We’re talking about the air pollution that comes from fossil fuels.
The study found that fossil fuels were responsible for 1 in 5 of all deaths worldwide in 2018, far exceeding all previous estimates on the potential mortality rate of air pollution.
It was a collaborative effort, published in the scientific journal Environmental Research, between scientists from three UK universities — the University of Birmingham, the University of Leicester, and University College London (UCL) — and Harvard University in the US.
“We were initially very hesitant when we obtained the results because they are astounding, but we are discovering more and more about the impact of this pollution,” said Eloise Marais, co-author of the study from University College London. “It’s pervasive. The more we look for impacts, the more we find.”
"Air pollution caused by the burning of fossil fuels such as coal and oil was responsible for 8.7m deaths globally in 2018, a staggering one in five of all people who died that year"https://t.co/EkeLkCixx9— Greta Thunberg (@GretaThunberg) February 9, 2021
Previous estimates from Greenpeace Southeast Asia and the Centre for Research on Energy and Clean Air last year suggested that air pollution killed 4.5 million people in 2018, all while costing the global economy an estimated $2.9 trillion annually. However, a Lancet study concluded the number was 4.2 million.
The new report's estimate of 8.7 million is therefore a substantial escalation. It examines a specific form of particulate matter called PM2.5 — basically, a mixture of microscopic droplets in the air like smoke and dirt, smaller than a single human hair, that’s released by things like cars.
And according to the Guardian, this study was all about detail: instead of the standard measuring system of using a combination of satellites and on-the-ground observations, it used 3D modelling overseen by NASA to allow for closer inspection of the air breathed by adults over the age of 15.
Although the data showed that air pollution was actually improving across the world, the death toll was still much higher than anything that had come before. It’s a public health issue that can be addressed with a simple refocus: immediate action on the climate crisis.

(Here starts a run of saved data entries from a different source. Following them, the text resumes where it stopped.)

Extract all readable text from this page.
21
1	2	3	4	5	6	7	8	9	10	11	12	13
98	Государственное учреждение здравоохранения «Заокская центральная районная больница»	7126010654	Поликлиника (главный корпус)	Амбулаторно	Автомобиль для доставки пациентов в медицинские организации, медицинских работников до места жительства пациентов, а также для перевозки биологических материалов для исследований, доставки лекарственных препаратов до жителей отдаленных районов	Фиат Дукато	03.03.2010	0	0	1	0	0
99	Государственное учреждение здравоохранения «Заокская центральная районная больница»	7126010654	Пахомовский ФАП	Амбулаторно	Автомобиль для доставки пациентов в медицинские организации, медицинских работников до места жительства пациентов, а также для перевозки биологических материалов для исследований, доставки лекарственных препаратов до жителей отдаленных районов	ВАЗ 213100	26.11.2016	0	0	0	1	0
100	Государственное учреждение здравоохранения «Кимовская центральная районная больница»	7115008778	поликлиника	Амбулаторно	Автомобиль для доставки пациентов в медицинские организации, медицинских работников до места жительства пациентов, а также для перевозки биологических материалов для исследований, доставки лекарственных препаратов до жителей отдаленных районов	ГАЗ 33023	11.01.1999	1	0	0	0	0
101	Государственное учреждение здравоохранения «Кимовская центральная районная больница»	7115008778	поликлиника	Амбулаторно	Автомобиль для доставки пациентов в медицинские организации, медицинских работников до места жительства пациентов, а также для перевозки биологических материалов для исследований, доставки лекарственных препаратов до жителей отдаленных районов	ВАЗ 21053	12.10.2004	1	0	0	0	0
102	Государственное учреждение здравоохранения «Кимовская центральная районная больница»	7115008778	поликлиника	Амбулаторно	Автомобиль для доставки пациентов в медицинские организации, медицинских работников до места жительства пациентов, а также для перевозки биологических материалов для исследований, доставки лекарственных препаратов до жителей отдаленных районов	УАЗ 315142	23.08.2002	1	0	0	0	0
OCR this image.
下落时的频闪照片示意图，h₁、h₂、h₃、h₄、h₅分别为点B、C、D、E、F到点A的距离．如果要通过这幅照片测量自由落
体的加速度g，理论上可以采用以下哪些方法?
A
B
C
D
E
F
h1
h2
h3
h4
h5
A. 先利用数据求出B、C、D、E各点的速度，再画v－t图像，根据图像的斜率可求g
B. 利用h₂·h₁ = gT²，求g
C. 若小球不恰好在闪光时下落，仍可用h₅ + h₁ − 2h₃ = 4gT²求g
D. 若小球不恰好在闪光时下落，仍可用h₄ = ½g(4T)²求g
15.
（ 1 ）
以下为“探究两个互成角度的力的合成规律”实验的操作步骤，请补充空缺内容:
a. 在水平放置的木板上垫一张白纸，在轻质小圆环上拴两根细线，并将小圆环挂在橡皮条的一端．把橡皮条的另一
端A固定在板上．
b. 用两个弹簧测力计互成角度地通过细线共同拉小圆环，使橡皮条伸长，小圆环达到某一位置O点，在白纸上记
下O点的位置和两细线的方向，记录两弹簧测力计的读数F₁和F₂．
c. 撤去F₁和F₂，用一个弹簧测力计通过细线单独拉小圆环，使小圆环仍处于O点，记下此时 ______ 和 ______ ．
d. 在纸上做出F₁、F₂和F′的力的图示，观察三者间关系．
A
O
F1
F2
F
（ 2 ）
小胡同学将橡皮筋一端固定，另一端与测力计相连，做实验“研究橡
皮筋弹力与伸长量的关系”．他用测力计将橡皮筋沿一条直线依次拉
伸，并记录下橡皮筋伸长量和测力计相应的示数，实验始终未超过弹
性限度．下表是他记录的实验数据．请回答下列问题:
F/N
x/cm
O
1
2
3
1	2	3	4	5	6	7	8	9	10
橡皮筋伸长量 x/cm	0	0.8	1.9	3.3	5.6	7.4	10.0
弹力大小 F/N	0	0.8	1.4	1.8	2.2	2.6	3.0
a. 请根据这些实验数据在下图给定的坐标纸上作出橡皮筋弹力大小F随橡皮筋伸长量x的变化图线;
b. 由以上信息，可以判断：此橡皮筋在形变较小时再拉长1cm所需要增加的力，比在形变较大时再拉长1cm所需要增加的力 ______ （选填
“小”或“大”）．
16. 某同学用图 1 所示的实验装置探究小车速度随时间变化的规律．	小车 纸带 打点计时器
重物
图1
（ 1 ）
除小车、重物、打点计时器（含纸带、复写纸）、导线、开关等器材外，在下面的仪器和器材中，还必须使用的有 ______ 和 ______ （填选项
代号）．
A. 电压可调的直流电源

Renewable energy sources are growing faster than ever before. Indeed, in 2020, electricity generation in Europe saw renewables finally overtake fossil fuels for the first time ever. But at a time when a number of countries have enshrined a commitment to hit net zero carbon emissions by 2050 into law, there is still criticism across the board that these long-term goals haven’t yet translated into action in the here and now.
“Fossil fuels have a really large impact upon health, the climate, and the environment and we need a more immediate response,” Marais added. “Some governments have carbon-neutral goals but maybe we need to move them forward given the huge damage to public health. We need much more urgency.”